COLEMAN: Conflict makes drama, that’s what’s compelling. To see people wrestling with something so I hope you’ll have an opportunity to witness this man wrestle with the rules of engagement around him and where he fits in in that world and just his own inner – I think he seems to me to have a profound belief in non-violent conflict resolution. How does that really fit in a claustrophobic world? I believe you’ll see him tested and no one goes unscathed.
LINCOLN: Am I allowed to talk about – if I said that episode 3 he does some of the magnificent work – I’ve said it now.
It was recently said that a big part of season four was going to be seeing that the zombies are not a manageable threat.
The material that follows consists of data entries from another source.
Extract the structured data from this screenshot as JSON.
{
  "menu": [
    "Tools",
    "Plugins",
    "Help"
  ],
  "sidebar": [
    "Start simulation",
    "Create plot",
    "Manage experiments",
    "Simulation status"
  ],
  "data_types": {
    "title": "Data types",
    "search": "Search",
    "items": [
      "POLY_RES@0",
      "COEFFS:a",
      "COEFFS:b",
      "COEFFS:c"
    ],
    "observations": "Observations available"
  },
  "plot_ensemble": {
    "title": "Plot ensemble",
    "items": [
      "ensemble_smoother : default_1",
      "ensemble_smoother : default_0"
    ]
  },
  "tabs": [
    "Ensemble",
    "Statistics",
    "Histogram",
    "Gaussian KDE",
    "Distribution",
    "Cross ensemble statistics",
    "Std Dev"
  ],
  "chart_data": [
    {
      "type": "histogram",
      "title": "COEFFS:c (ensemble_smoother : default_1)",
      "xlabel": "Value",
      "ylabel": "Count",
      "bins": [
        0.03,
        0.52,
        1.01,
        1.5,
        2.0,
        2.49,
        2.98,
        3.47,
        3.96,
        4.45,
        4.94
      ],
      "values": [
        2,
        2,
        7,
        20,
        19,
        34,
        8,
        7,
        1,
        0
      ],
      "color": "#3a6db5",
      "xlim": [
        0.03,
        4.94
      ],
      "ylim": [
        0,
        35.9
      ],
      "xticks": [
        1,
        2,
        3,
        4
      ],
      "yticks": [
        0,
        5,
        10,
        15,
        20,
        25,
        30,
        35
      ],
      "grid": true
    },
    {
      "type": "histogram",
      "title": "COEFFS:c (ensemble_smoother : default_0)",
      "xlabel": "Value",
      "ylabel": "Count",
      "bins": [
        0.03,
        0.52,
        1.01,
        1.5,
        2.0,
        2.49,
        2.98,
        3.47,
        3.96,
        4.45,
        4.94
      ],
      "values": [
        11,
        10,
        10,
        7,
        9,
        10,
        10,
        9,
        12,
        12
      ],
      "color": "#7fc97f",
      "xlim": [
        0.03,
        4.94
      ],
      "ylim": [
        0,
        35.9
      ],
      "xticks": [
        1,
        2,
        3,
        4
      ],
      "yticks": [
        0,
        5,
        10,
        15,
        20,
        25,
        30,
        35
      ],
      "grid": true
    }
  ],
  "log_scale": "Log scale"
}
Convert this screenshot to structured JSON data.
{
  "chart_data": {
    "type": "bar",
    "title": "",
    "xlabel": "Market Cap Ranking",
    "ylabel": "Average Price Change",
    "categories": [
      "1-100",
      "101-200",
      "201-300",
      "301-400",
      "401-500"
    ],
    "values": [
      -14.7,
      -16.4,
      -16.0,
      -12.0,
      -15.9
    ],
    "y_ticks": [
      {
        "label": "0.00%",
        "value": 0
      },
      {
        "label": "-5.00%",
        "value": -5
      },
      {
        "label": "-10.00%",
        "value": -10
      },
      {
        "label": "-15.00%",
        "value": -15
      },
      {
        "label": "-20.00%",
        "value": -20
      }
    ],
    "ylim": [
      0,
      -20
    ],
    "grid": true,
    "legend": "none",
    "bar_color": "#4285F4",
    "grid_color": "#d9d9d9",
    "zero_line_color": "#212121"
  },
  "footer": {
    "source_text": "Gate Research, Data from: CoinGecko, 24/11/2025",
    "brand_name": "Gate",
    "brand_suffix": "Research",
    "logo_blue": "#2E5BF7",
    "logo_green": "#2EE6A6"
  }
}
What are your thoughts about that? What was your experience this time around with making zombies scarier and a bigger threat?
LINCOLN: They’re behaving different ways.
HURD: Last season we actually had a tagline that we lived up to, “Fight the dead, fear the living” and that was what we did last season. This season there are threats from within, there are threats from without and there are walkers in both worlds.
LINCOLN: There’s some amazing moments that have nothing to do – I’ve read in a couple of the scripts…I’m not allowed to say this, but I’m going to try and say it in a really delicate way – there are ways that I found more horrifying when I read the scripts for this season that have nothing to do with conflict or zombies, and they’re incredibly harrowing, frightening and horrifying. And it’s a departure in as much as the pressure that’s put on the group is a new pressure. They’ve been very witty and very smart in adding that texture, that flavor, that horror element back into the show.
HURD: And you referenced that shot in the promo of Tyreese, and he’s surrounded, it’s not like “Oh, they’re manageable. Oh, no problem.” We really never got there last season, that wasn’t the point of last season, but this season there’s no safety in the world of the humans or the world of the dead.
DAVID ALPERT: I think there’s a fundamental tension in that it’s easy to be away from the zombies when you’re moving. As long as you’re moving, we saw Michonne kind of be able to do that when she was on her own, but you can’t put down roots, you can’t have any form of a life so there’s a constant tension between wanting to be emotionally fulfilled and moving to stay ahead of them. And also trying to reestablish civilization, try to have some sense of normalcy, try to live a life. But as you have that sense of normalcy you become a bigger and bigger target.
How has the Rick and Tyreese relationship changed?
HURD: You know, you’ve got two alpha males.
LINCOLN: Three alpha males. Two’s easier to manage. You see that with kids. When three are in a group it gets complicated. I think that’s an interesting triangle, these three alpha males in this closed community. And with the added pressures that we’re not allowed to talk about, it’s a very combustible mix.
COLEMAN: Totally. Really intense, and really intense actors who love complexity and that’s what you want on your plate.